Nessa última terça-feira, 7, por 20 votos a 6, a Comissão de Constituição e Justiça (CCJ) do Senado aprovou o texto da reforma tributária sobre o consumo.
A expectativa é que a proposta de emenda à Constituição vá a votação no plenário do Senado ainda nesta quarta-feira, 8. Para ser promulgada, a PEC precisa ser aprovada em dois turnos com no mínimo 49 votos favoráveis (três quintos da composição).
O parecer do senador Eduardo Braga (MDB-AM), relator da reforma, mantém a maior parte da proposta para simplificar e reformular os tributos sobre o consumo, texto aprovado em julho pela Câmara dos Deputados. No entanto, das 777 emendas apresentadas à Braga, 247 foram acatadas.
Entre os pontos descritos no relatório, Braga destacou a inclusão de uma trava para limitar a carga tributária no país e a simplificação de todo o sistema tributário. O teto para a carga tributária havia sido anunciado no fim de outubro.
Entre as mudanças aceitas de última hora, está a emenda do senador Mecias de Jesus (Republicanos-MA), que estende ao gás de cozinha o cashback.
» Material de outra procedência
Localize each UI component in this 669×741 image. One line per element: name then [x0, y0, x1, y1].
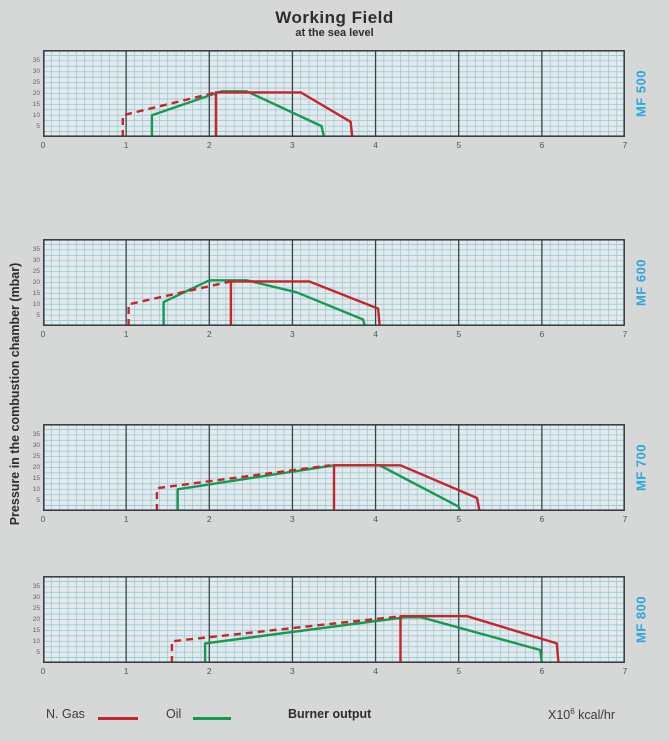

Outra mudança foi proposta pelo senador Carlos Portinho (PL-RJ), que mantém o recolhimento unificado de tributos pelas Sociedades Anônimas do Futebol.
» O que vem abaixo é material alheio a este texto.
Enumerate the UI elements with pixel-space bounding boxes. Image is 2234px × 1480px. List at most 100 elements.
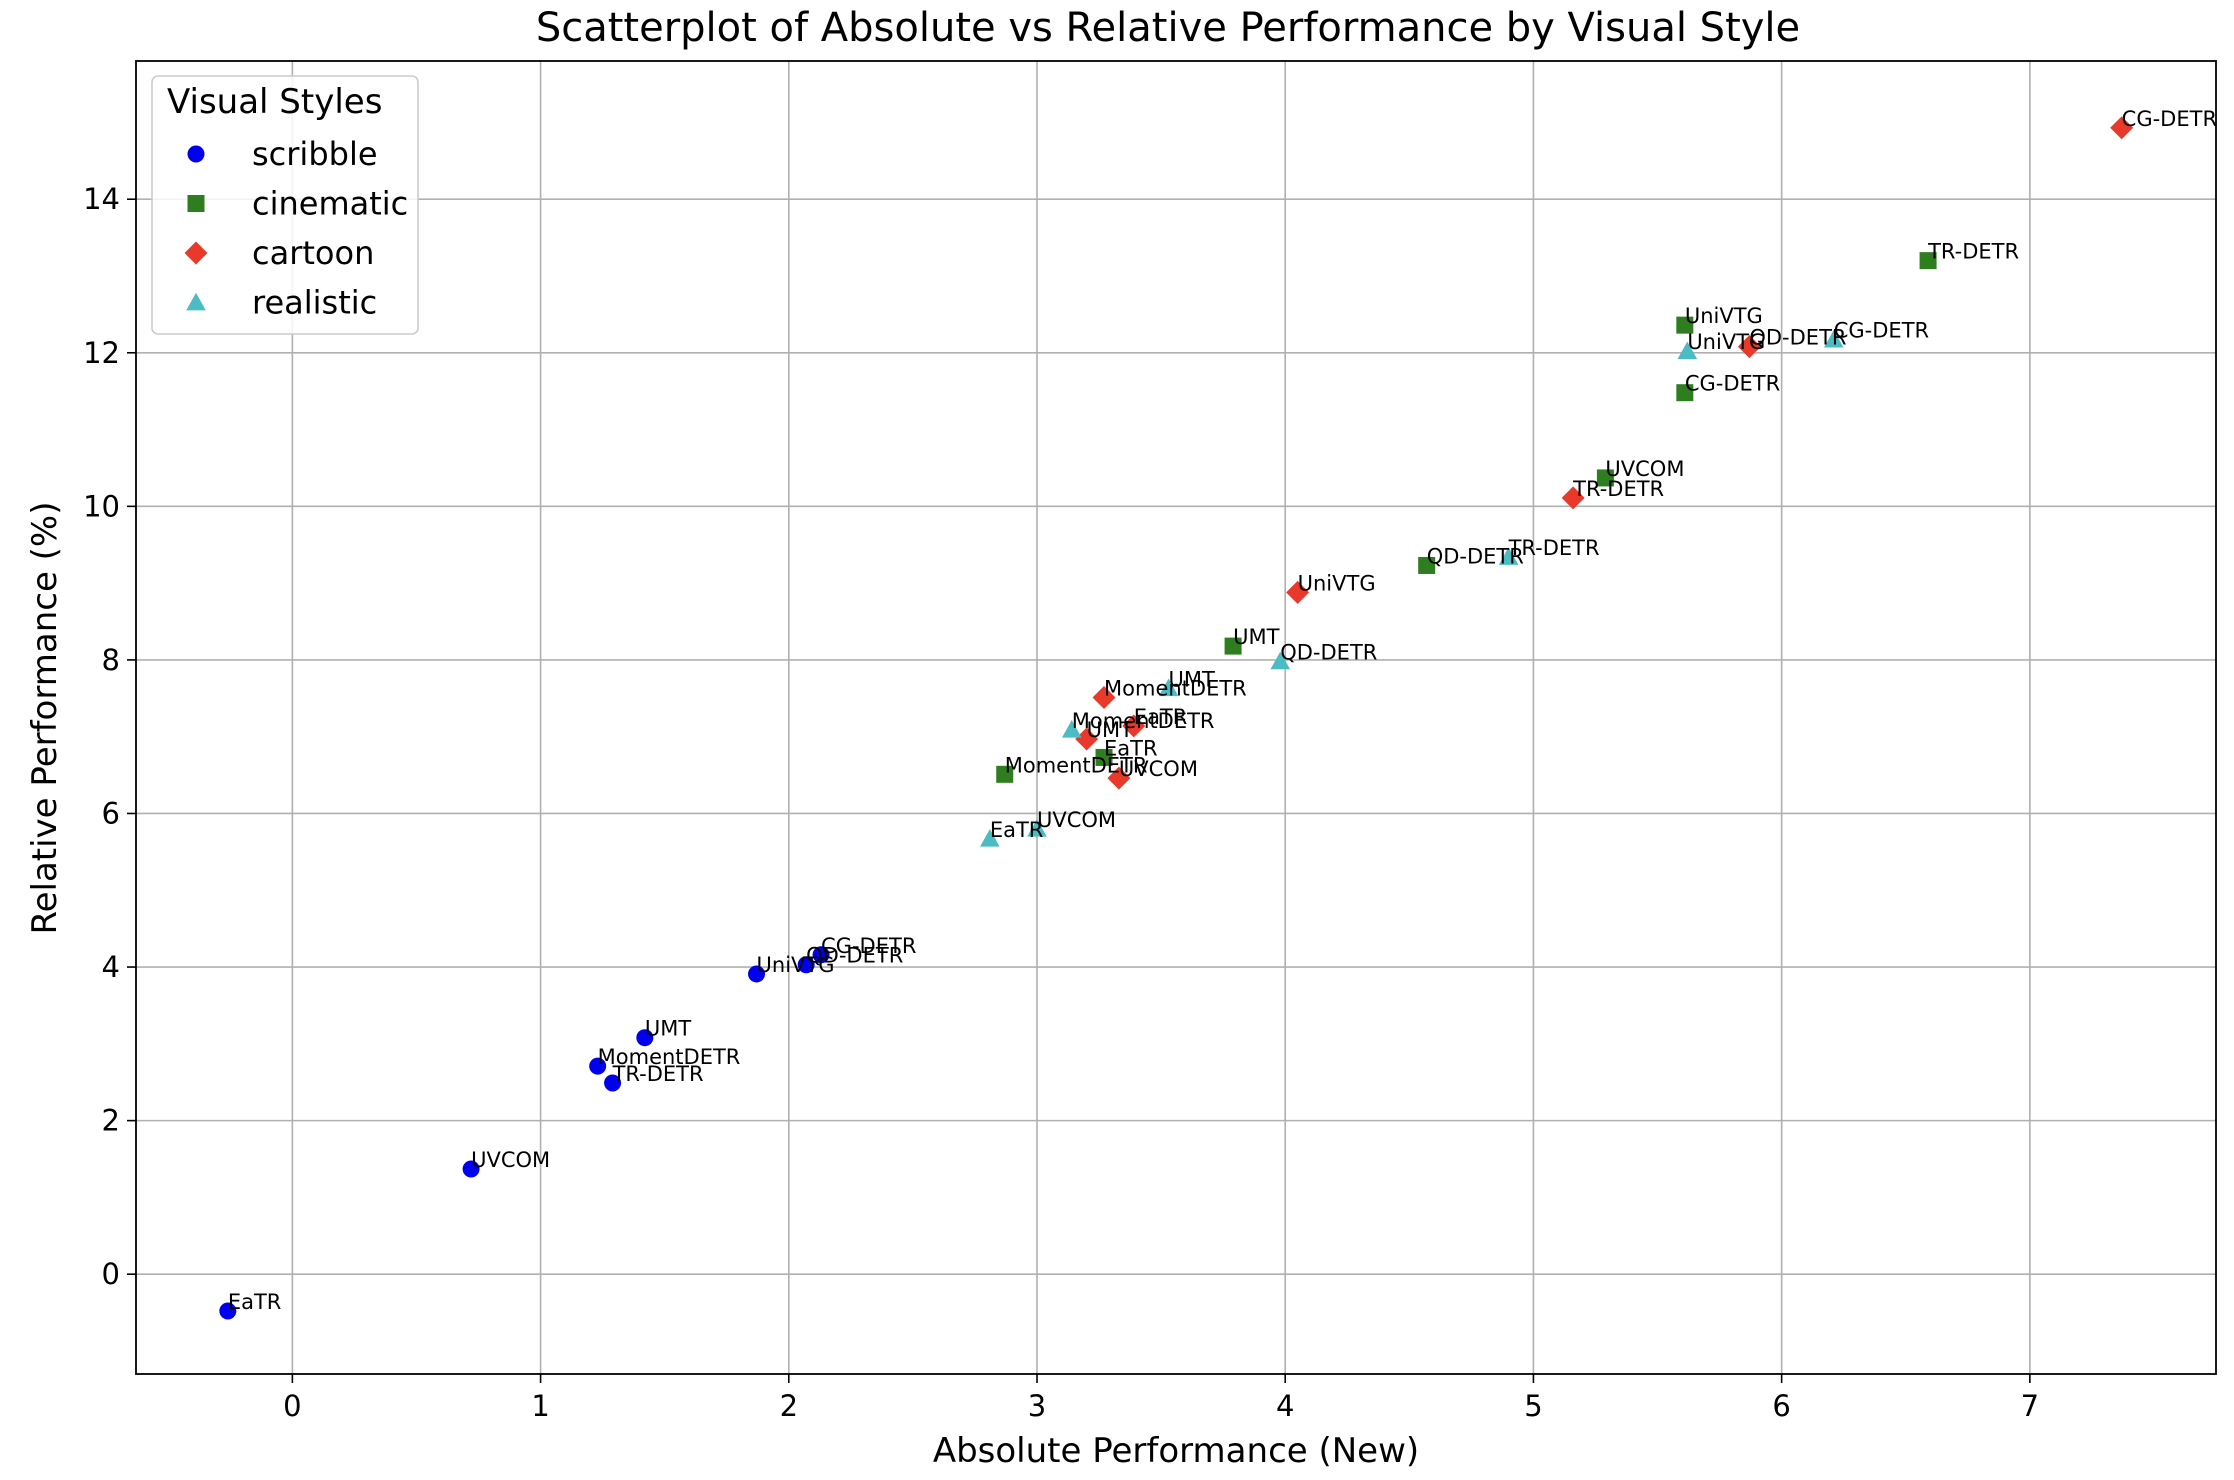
cartoon-point (1561, 486, 1585, 510)
point-label: EaTR (1104, 736, 1158, 760)
y-tick-label: 14 (83, 182, 120, 216)
cartoon-point (1286, 580, 1310, 604)
point-label: UVCOM (1605, 457, 1684, 481)
cartoon-point (1092, 686, 1116, 710)
realistic-point (980, 829, 1000, 847)
realistic-point (1158, 678, 1179, 697)
scribble-point (812, 946, 830, 964)
scribble-point (589, 1057, 607, 1075)
realistic-point (1498, 547, 1519, 565)
legend-box (151, 75, 419, 335)
point-label: EaTR (1134, 705, 1188, 729)
point-label: TR-DETR (1927, 240, 2019, 264)
x-tick-label: 5 (1524, 1389, 1542, 1423)
legend: Visual Styles scribble cinematic cartoon re… (151, 75, 419, 335)
point-label: QD-DETR (1280, 640, 1377, 664)
x-tick-label: 4 (1276, 1389, 1294, 1423)
legend-items: scribble cinematic cartoon realistic (184, 135, 408, 322)
point-label: UMT (1169, 667, 1215, 691)
point-label: MomentDETR (1005, 753, 1148, 777)
scribble-point (462, 1160, 480, 1178)
point-label: CG-DETR (1834, 319, 1929, 343)
legend-label-cartoon: cartoon (252, 234, 374, 272)
realistic-point (1027, 819, 1047, 837)
cartoon-point (1107, 766, 1131, 790)
scribble-point (797, 956, 815, 974)
point-label: TR-DETR (1572, 477, 1664, 501)
legend-marker-realistic (186, 292, 206, 311)
legend-marker-scribble (187, 145, 205, 163)
cartoon-point (1737, 335, 1761, 359)
y-tick-label: 12 (83, 336, 120, 370)
point-label: UVCOM (471, 1148, 550, 1172)
cartoon-point (1075, 727, 1099, 751)
realistic-point (1677, 341, 1698, 360)
scribble-point (636, 1029, 654, 1047)
legend-label-scribble: scribble (252, 135, 378, 173)
cartoon-point (2110, 116, 2134, 140)
realistic-point (1823, 329, 1844, 348)
point-label: UniVTG (1687, 330, 1765, 354)
cinematic-point (1596, 469, 1614, 487)
point-label: UVCOM (1119, 757, 1198, 781)
point-label: TR-DETR (612, 1062, 704, 1086)
scribble-point (219, 1302, 237, 1320)
cinematic-point (1676, 384, 1694, 402)
chart-title: Scatterplot of Absolute vs Relative Perf… (536, 5, 1800, 51)
point-label: EaTR (228, 1290, 282, 1314)
scribble-point (748, 965, 766, 983)
point-label: QD-DETR (1749, 326, 1846, 350)
realistic-point (1061, 720, 1082, 738)
cinematic-point (1418, 556, 1436, 574)
point-label: MomentDETR (598, 1045, 741, 1069)
point-label: UMT (1233, 625, 1279, 649)
y-tick-label: 10 (83, 489, 120, 523)
y-tick-label: 0 (102, 1257, 120, 1291)
cinematic-point (1095, 748, 1113, 766)
data-points (219, 116, 2134, 1320)
point-label: UMT (645, 1017, 691, 1041)
x-tick-label: 0 (283, 1389, 301, 1423)
point-label: QD-DETR (1427, 544, 1524, 568)
legend-title: Visual Styles (167, 82, 382, 122)
x-tick-label: 3 (1028, 1389, 1046, 1423)
legend-label-cinematic: cinematic (252, 185, 408, 223)
y-tick-label: 6 (102, 796, 120, 830)
y-tick-label: 8 (102, 643, 120, 677)
cinematic-point (1224, 637, 1242, 655)
scribble-point (604, 1074, 622, 1092)
point-label: UniVTG (1685, 304, 1763, 328)
point-label: TR-DETR (1508, 536, 1600, 560)
point-label: QD-DETR (806, 944, 903, 968)
y-axis-label: Relative Performance (%) (25, 501, 65, 934)
y-tick-label: 4 (102, 950, 120, 984)
point-label: UniVTG (1298, 571, 1376, 595)
point-label: CG-DETR (1685, 372, 1780, 396)
point-label: EaTR (990, 818, 1044, 842)
x-tick-label: 7 (2021, 1389, 2039, 1423)
point-label: MomentDETR (1072, 709, 1215, 733)
x-tick-label: 1 (531, 1389, 549, 1423)
point-label: UVCOM (1037, 808, 1116, 832)
legend-marker-cinematic (187, 195, 205, 212)
realistic-point (1270, 651, 1291, 670)
x-tick-label: 6 (1772, 1389, 1790, 1423)
point-label: UMT (1087, 718, 1133, 742)
grid-lines (136, 61, 2216, 1374)
point-label: MomentDETR (1104, 677, 1247, 701)
plot-frame (135, 60, 2217, 1375)
y-tick-label: 2 (102, 1104, 120, 1138)
legend-label-realistic: realistic (252, 284, 377, 322)
cinematic-point (996, 765, 1014, 783)
point-labels: EaTRUVCOMMomentDETRTR-DETRUMTUniVTGQD-DE… (228, 107, 2217, 1314)
x-axis-label: Absolute Performance (New) (933, 1431, 1419, 1471)
x-tick-label: 2 (780, 1389, 798, 1423)
cinematic-point (1676, 316, 1694, 334)
cinematic-point (1919, 252, 1937, 270)
point-label: UniVTG (757, 953, 835, 977)
point-label: CG-DETR (821, 934, 916, 958)
legend-marker-cartoon (184, 241, 208, 265)
cartoon-point (1122, 714, 1146, 738)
Braga acolheu emenda da senadora Mara Gabrilli (PSD-SP), que manterá a isenção na compra de automóveis por taxistas e por pessoas com deficiência ou consideradas dentro do espectro autista. O relatório anterior extinguiria o benefício, com a unificação de tributos. Também foi acatada uma emenda do senador Marcelo Castro (MDB-PI) para restaurar a alíquota reduzida para atividades de restauração urbana de zonas históricas.
Outros benefícios incluídos no relatório são a alíquota zero para medicamentos e dispositivos médicos comprados pelo governo e por entidades de assistência social sem fins lucrativos, de autoria do senador Fabiano Contarato (PT-ES).
Braga também acolheu emendas dos senadores Espiridião Amin (Progressistas-SC) e Izalci Lucas (PSDB-DF) para zerar a alíquota de IBS, tributo administrado pelos estados e municípios, para serviços prestados por instituições científicas, tecnológicas e de inovação sem fins lucrativos.